The second chapter titled “The Faustian Bargain” is brilliant. It provides a nutshell intellectual history of how and why we came to abandon the distinction between needs and wants. This chapter alone is worth the price of the entire book, including tracing the evolution of the character of Faust and connecting the Catholic concept of felix culpa to the self-interested individual actors of modern economics.

The third chapter on “The Uses of Wealth” is equally compelling in its broad reach across both time and geography. The fourth chapter makes a compelling case that “Happiness Economics” is at best circular and at worst would support supplying the entire population with drugs.

The first chapter that I found myself disagreeing with was the fifth which asks “Limits to Growth: Natural or Moral?” While it provides a reasonably strong argument that we should not shy away from explicitly valuing nature for itself, I found the sections that were more or less dismissing limits due to pollution and in particular carbon dioxide to conflict directly with my own views. Nothing wrong with that per se except that the logic in this section seem seriously faulty, in particular on non-linear change.

Chapter six, which lays out the Sidelski’s version of “the good life” feels oddly dry in comparison to the rest of the book. Maybe that’s because the seven elements they identify — health, security, respect, personality, harmony with nature, friendship and leisure — come across as more common sense than inspiring. Or it could be that I found myself disagreeing with some of the specific characterizations of these elements, such as confusing security with stability or an overly strong association of friendship with marriage. As in the previous chapter what shines through here are some deeply held moral convictions that are insufficiently investigated.

The seventh and final chapter looks at regulatory changes that might get us away from economic growth for its own sake and towards a “good life” for more and more people. I was happy to see Basic Income Guarantee being one of the proposals. I like the idea of taxes on advertising and financial trading transactions. The other proposal is a generalized consumption tax, which they argue might be more palatable than a progressive income tax. This is an interesting idea that I am planning to spend more time on.

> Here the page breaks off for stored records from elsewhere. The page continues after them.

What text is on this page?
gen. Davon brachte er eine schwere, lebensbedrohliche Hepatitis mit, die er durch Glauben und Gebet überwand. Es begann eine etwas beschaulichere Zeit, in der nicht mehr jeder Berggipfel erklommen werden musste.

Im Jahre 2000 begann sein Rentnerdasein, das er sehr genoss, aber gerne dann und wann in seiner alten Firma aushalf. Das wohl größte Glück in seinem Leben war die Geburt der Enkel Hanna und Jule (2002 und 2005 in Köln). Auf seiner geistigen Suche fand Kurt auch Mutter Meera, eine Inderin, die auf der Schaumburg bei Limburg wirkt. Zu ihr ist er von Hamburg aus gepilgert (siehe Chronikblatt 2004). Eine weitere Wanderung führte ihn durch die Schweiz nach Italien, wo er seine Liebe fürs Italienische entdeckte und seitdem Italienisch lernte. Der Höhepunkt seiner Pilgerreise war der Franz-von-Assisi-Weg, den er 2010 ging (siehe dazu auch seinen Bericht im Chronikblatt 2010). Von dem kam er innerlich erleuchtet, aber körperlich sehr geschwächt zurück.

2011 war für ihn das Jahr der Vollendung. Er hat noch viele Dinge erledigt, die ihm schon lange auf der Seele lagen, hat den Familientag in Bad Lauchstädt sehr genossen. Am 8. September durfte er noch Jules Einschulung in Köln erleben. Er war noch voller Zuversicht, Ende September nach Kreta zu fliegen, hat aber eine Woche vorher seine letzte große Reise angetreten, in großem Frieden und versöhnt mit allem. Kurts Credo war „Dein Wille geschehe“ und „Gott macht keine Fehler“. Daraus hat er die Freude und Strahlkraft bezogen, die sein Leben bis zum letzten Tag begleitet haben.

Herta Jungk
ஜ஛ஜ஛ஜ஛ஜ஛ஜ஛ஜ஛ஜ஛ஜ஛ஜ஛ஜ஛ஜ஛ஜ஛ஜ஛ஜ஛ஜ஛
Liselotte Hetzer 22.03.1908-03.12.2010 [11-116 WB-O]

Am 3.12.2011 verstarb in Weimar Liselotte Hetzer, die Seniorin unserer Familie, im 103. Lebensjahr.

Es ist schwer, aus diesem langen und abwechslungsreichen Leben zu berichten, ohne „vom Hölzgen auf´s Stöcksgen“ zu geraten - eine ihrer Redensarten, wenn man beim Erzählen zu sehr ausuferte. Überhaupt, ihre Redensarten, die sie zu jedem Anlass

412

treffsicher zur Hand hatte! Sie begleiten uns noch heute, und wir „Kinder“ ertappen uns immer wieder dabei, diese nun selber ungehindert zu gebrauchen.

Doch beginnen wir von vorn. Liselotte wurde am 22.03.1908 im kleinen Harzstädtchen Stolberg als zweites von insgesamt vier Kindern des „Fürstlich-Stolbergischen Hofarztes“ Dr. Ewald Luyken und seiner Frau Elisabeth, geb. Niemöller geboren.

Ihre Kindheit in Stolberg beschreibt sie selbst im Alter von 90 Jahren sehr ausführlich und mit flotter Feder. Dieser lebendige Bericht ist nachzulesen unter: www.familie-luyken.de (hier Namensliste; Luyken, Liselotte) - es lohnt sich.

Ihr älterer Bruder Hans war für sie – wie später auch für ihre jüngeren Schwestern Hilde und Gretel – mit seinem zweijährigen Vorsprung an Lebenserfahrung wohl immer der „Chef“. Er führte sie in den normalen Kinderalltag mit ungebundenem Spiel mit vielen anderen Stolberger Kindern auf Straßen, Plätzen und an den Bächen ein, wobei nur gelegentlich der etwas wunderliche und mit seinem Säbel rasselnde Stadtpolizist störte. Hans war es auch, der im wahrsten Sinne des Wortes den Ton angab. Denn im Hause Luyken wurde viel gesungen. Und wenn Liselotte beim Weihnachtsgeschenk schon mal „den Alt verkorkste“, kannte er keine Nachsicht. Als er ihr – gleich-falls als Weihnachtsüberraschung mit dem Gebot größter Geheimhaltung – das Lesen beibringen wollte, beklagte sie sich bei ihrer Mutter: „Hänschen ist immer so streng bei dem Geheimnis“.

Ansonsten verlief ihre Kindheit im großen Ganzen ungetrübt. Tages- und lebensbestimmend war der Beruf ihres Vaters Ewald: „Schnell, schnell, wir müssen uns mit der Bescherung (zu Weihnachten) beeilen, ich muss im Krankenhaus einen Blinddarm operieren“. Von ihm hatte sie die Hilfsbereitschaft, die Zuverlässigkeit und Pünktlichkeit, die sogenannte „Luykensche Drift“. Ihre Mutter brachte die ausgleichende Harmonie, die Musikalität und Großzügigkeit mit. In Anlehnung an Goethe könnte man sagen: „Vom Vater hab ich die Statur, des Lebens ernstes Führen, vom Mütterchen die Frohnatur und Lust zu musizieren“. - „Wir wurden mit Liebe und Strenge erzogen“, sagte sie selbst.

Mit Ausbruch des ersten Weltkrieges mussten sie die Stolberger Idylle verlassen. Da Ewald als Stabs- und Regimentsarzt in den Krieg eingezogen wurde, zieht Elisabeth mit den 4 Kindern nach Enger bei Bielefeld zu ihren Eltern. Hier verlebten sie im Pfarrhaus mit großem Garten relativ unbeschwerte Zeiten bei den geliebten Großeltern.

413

Anybody interested in the history and future of capitalism should read this book, which, really, should be everyone. Forcing one to consider the basic question of “How much is enough?” and providing the intellectual context alone is hugely valuable even if you disagree with or are unmoved by some of the recommendations.

There are tantalizing passages about leisure and its changing conception over time throughout the book. I would have loved to see more on what it would take to return to the more historic concept of leisure as activities that require and develop skills (the book hints at but doesn’t elaborate a need for a different education, which the authors acknowledge in the afterword). I believe that a lot of inspiration could flow exploring what more of that type of leisure could do for humanity.